Les répondants estiment qu’être « senior » commence à 54,4 ans. 60% indiquent qu’il n’existe pas de dispositifs dédiés au sein de l’entreprise et ce sont les plus de 55 ans qui déclarent significativement plus qu’il n’en n’existe pas. Beaucoup sont aussi des proches aidants : nous y reviendrons dans un prochain article. Dans la cohorte générale, le contenu des représentations sociales vis-à-vis des salariés seniors s’articule autour de différentes catégories « compétences et capacités, carrière, expérience », mais aussi « la vieillesse, l’âge », « la placardisation et la pénibilité », alors que dans la cohorte ESS, ni les marqueurs de l’âge ni les deux derniers items négatifs ne ressortent.
Les enquêteurs ont travaillé sur une « mesure d’association implicite », pour étudier les stéréotypes dont nous n’avons pas conscience. Les résultats sont plus négatifs que pour les mesures explicites préalablement recueillies. Il y a donc une co-existence de déclarations positives sur les salariés seniors et des stéréotypes implicites plus négatifs.
« Faire évoluer les stéréotypes est long et difficile, mais il existe deux leviers efficaces, a souligné Margot de Battista.
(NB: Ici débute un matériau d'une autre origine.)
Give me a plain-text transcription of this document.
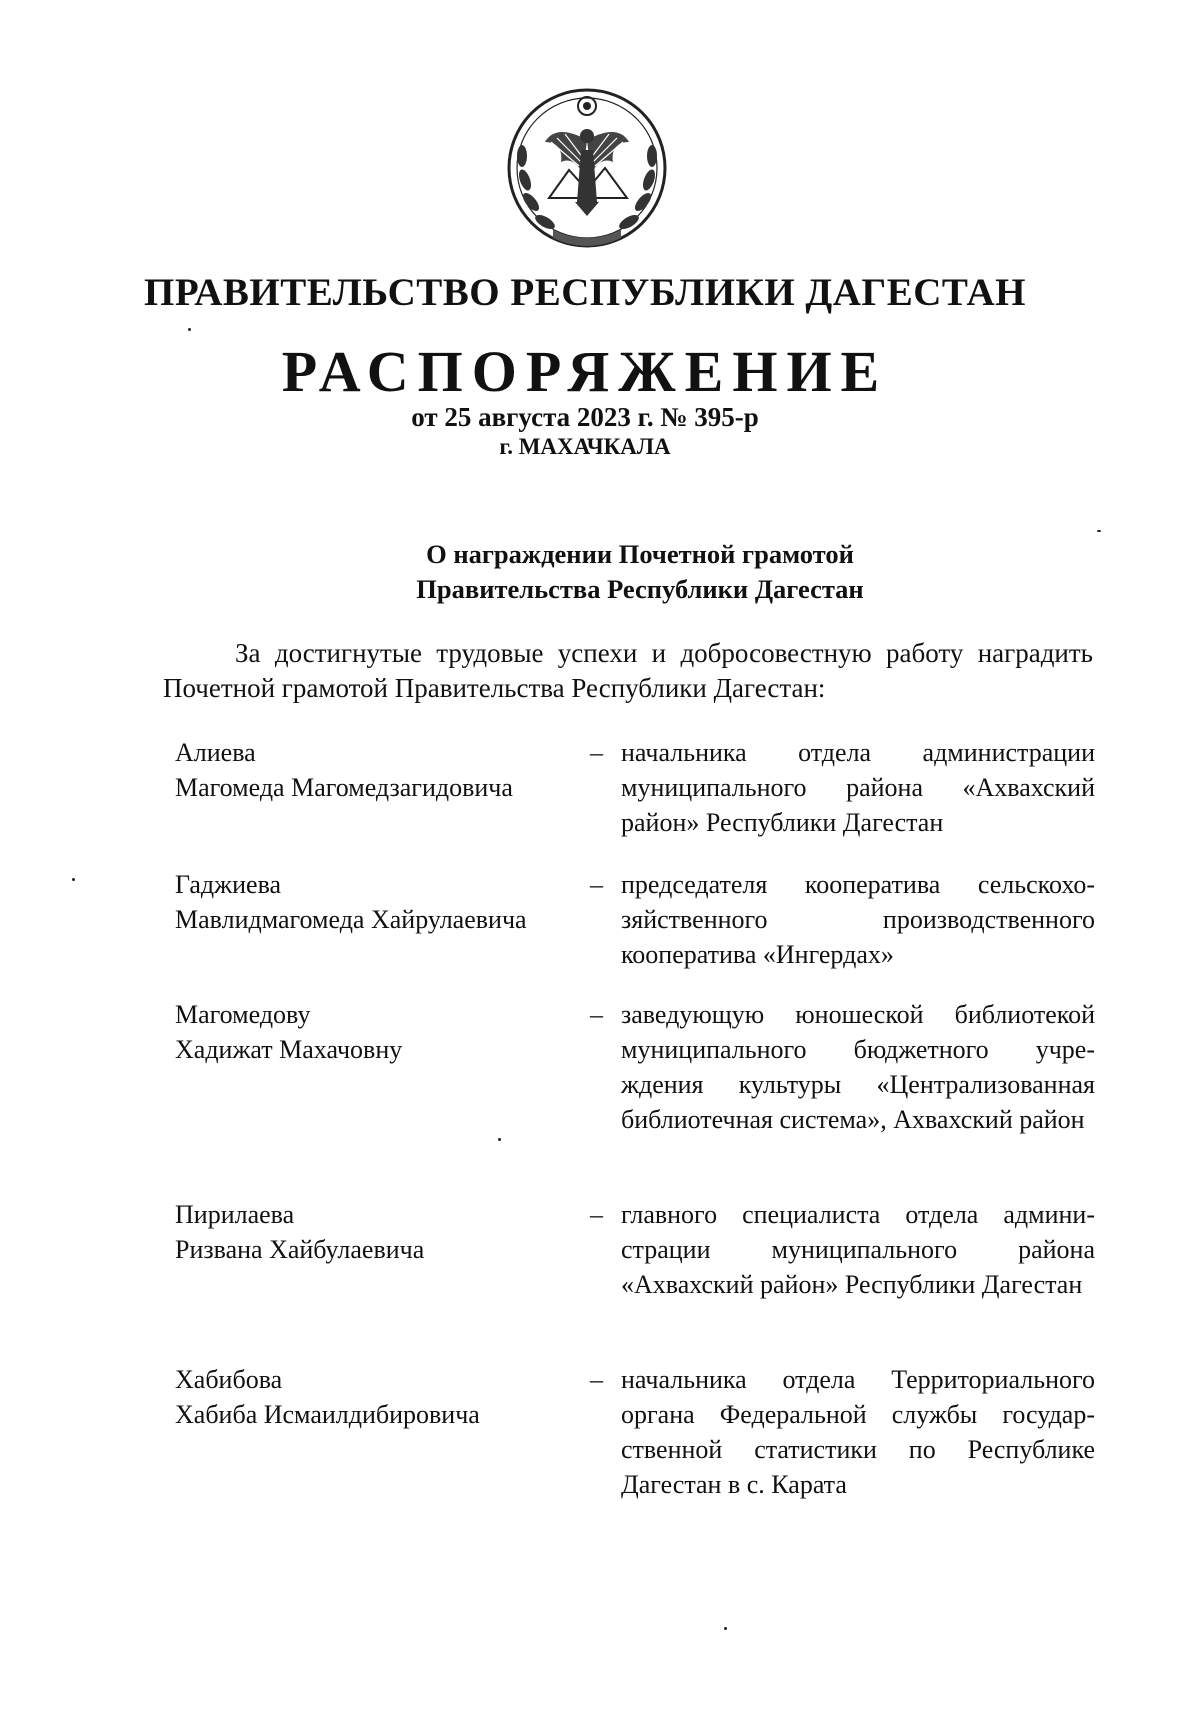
ПРАВИТЕЛЬСТВО РЕСПУБЛИКИ ДАГЕСТАН
РАСПОРЯЖЕНИЕ
от 25 августа 2023 г. № 395-р
г. МАХАЧКАЛА
О награждении Почетной грамотой
Правительства Республики Дагестан
За достигнутые трудовые успехи и добросовестную работу наградить Почетной грамотой Правительства Республики Дагестан:
Алиева
Магомеда Магомедзагидовича
– начальника отдела администрации муниципального района «Ахвахский район» Республики Дагестан
Гаджиева
Мавлидмагомеда Хайрулаевича
– председателя кооператива сельскохо-зяйственного производственного кооператива «Ингердах»
Магомедову
Хадижат Махачовну
– заведующую юношеской библиотекой муниципального бюджетного учре-ждения культуры «Централизованная библиотечная система», Ахвахский район
Пирилаева
Ризвана Хайбулаевича
– главного специалиста отдела админи-страции муниципального района «Ахвахский район» Республики Дагестан
Хабибова
Хабиба Исмаилдибировича
– начальника отдела Территориального органа Федеральной службы государ-ственной статистики по Республике Дагестан в с. Карата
D’abord, la sensibilisation, en rappelant notamment que c’est un phénomène polymorphe : on ne vieillit pas tous de la même façon. Ensuite, le fait de travailler en inter-génération est très pertinent pour mettre une réalité en face des idées reçues. »
Âge administratif et âge prospectif
Cette étude ReVeS² a permis d’aborder des sujets de fond, comme l’âge prospectif, sur lequel Marie-Anne Montchamp a insisté. L’âge prospectif se définit par le nombre d’années restant à vivre. « Or, dans les politiques publiques, la notion d’âge est construite uniquement sur l’âge administratif. Ce qui nous amène parfois à des situations absurdes : par exemple, si l’on devient handicapé avant d’avoir 60 ans, on est considéré comme handicapé, mais si cela arrive après 60 ans, on est juste “vieux”. »
Le dialogue social, la négociation sectorielle, permettent d’amener des propositions vraiment ancrées dans les réalités de terrain. David Cluzeau, président de l’Udes, a rappelé également l’importance d’intégrer les sujets de santé mentale. « On a beaucoup pensé posture et usure physique, mais peu pensé – ou du moins peu documenté – l’usure liée à la charge mentale. Or, dans l’ESS, où l’on est confronté à des situations difficiles, c’est capital. L’Udes demande donc à ce que dans les critères de pénibilité, on intègre des indicateurs de charge mentale. » L’Udes est la seule organisation patronale représentative des employeurs (associations, mutuelles, coopératives, fondations), soit plus de 220 000 entreprises.
Transmission et innovation
Prendre soin de ses collaborateurs dans leurs, 5, 10 (ou 15 !) dernières années d’activité, c’est aussi s’intéresser au sujet de la transmission. Pour l’entreprise, cet « héritage » légué par un salarié sortant à ceux qui restent est stratégique. Or, il est rarement étudié sous le prisme des seniors, alors que leur départ est bien plus prévisible que les autres départs liés au turn-over.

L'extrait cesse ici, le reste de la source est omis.